七人は、愛知県立港特別支援学校(名古屋市港区)高等部の一~三年生。脳性まひや筋ジストロフィーがあり、腕が思うように上がらなかったり、いすに座り続けると疲れてしまったりする。苦労しながらも、作業をクリアするごとに自信に満ちた表情を見せた。
実習は五日間あり、高等部の六十七人が就職や施設での生活など卒業後の進路を見据えて活動を選択。パソコン実習は、在宅で働くことを見越した内容だ。後ろでは、同校の進路指導担当の河合健太郎教諭(46)と、一般社団法人「福祉情報技術サポートセンター」(名古屋市北区)の伊藤雅行代表(53)が見守り、途中で手が止まった生徒に声を掛けた。
同校で在宅勤務に備えた実習を始めたのは昨年から。その成果は、この春卒業した筋ジストロフィーの河本圭亮(けいすけ)さん(18)の就職に早速表れた。四月から伊藤さんが代表を務める同センターに勤務し、在宅でウェブデザイナーとして働いている河本さんは現役の生徒にとって身近な目標だ。
一年生の白鳥聖弥(せいや)さん(15)も筋ジストロフィーで、一人ではトイレが不自由。「収入を得て、できるだけ自力で生活したい。働くとしたら、家族の支援が受けられる自宅しかないと思います」と話す。
重い障害があっても就労意欲が高い人は少なくない。しかし、身の回りのことを独力でこなすのは難しく、卒業後は障害者施設に通うことになり、目標を持てずに次第に意欲が低下してしまう人もいる。
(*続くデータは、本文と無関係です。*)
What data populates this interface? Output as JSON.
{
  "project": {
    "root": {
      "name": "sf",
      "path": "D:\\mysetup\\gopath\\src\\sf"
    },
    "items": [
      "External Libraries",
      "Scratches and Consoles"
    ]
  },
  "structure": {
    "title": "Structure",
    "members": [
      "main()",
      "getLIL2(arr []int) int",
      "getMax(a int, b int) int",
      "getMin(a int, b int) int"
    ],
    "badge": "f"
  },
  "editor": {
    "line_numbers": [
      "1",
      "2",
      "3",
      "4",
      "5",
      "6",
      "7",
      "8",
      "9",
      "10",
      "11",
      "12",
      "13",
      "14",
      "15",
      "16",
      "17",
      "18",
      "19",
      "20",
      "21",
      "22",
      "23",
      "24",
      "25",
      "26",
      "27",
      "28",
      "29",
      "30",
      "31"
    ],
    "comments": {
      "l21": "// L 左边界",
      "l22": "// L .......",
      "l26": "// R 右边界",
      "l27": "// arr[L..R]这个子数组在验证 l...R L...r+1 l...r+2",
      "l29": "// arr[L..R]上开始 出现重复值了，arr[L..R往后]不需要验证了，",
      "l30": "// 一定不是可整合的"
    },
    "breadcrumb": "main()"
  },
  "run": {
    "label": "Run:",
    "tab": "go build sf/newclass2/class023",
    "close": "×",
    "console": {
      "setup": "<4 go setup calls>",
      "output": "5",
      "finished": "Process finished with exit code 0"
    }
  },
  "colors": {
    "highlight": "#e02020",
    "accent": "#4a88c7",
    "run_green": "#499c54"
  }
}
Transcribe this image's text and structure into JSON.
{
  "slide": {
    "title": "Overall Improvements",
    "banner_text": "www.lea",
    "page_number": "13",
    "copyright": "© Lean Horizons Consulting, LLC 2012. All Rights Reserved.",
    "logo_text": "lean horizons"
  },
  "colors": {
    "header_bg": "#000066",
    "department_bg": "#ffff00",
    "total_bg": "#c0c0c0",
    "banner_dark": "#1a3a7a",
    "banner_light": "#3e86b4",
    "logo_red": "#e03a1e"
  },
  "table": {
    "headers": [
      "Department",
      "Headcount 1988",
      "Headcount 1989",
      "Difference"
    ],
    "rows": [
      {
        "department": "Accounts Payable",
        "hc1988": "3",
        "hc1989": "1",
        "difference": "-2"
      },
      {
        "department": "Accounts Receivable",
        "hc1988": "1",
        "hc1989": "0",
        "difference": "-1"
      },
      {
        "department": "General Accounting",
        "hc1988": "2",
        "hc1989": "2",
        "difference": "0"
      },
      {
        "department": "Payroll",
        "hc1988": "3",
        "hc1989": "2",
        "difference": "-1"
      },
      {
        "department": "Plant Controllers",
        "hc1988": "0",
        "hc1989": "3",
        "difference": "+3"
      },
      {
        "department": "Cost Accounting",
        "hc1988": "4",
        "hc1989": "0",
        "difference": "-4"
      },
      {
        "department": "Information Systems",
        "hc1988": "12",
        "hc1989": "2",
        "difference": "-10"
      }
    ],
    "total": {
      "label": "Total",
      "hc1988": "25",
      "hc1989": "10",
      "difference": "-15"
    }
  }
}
一定以上の障害者を雇うよう国が企業などに義務付ける「法定雇用率」も壁になる。週に二十時間以上働かないと、雇用に数えられない。障害のある人が働きやすい環境を整えるよう企業に促す狙いがあるが、体力の不安から二十時間を満たせない人にとっては逆風になる。
伊藤さんは、もともとシステムエンジニア。二十年ほど前、耳の聞こえない人にインターネットの使い方を教えたのを機に関心を持ち、チラシなどの印刷工場で障害者を雇うようになった。しかし、三カ月もたたずに辞める人が多く、「慣れない環境は難しいのかも。自宅で働くのが向いているのかな」と感じた。
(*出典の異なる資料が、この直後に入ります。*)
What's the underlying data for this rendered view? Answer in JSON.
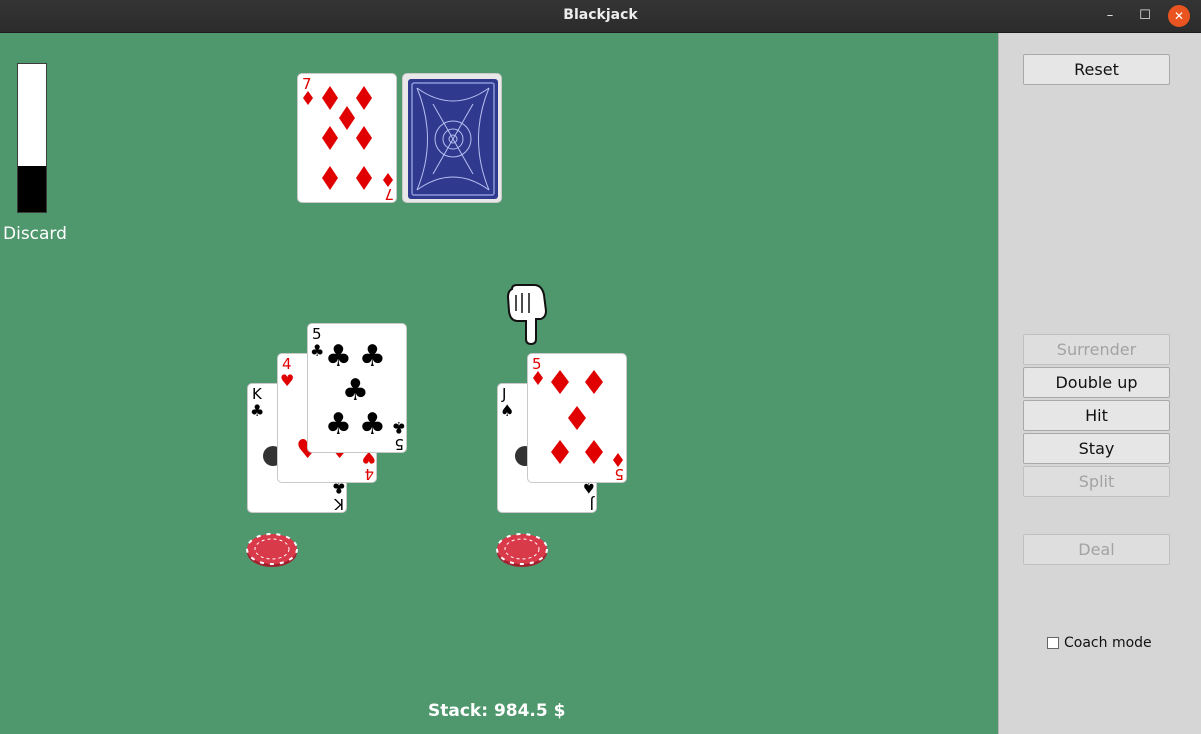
{
  "window": {
    "title": "Blackjack",
    "minimize_glyph": "–",
    "maximize_glyph": "☐",
    "close_glyph": "✕"
  },
  "discard": {
    "label": "Discard",
    "fill_fraction": 0.31
  },
  "dealer": {
    "cards": [
      {
        "rank": "7",
        "suit": "diamonds",
        "face_up": true
      },
      {
        "face_up": false
      }
    ]
  },
  "player": {
    "hands": [
      {
        "cards": [
          {
            "rank": "K",
            "suit": "clubs"
          },
          {
            "rank": "4",
            "suit": "hearts"
          },
          {
            "rank": "5",
            "suit": "clubs"
          }
        ],
        "bet_chip": "red-chip"
      },
      {
        "cards": [
          {
            "rank": "J",
            "suit": "spades"
          },
          {
            "rank": "5",
            "suit": "diamonds"
          }
        ],
        "bet_chip": "red-chip",
        "active": true
      }
    ]
  },
  "stack_label": "Stack: 984.5 $",
  "controls": {
    "reset": "Reset",
    "surrender": "Surrender",
    "double_up": "Double up",
    "hit": "Hit",
    "stay": "Stay",
    "split": "Split",
    "deal": "Deal",
    "coach_mode": "Coach mode",
    "coach_mode_checked": false
  },
  "colors": {
    "felt": "#4f976d",
    "red_suit": "#e00000",
    "black_suit": "#000000",
    "card_back": "#2f3a8f",
    "chip": "#d93a4a",
    "panel": "#d6d6d6"
  }
}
伊藤さんと進路指導の河合さんが知り合ったのは、二〇一五年秋。河合さんが伊藤さんの事務所を訪ね「障害がある生徒を在宅就労させたい」と相談すると、即座に「やってみましょう」と応じてくれた。
昨年初めて実施した在宅就労の実習。目を輝かせて作業する河本さんに、伊藤さんは「真面目で、若いだけにのみ込みも早い。働く場がないなんて、もったいない」と感じた。河本さんは「IT技術の進歩でいろいろな働き方ができるようになってきた。まだ少ないけれど、障害があっても在宅などで働ける世の中になるといいな」と話す。
健常者と同じ戦力として雇うので、法定雇用率を満たすかどうかは関係ない。「技術を身に付け、もっと稼げるようにさせたい」。河本さんに期待しつつ、実習に取り組む可能性にあふれた七人を見つめる。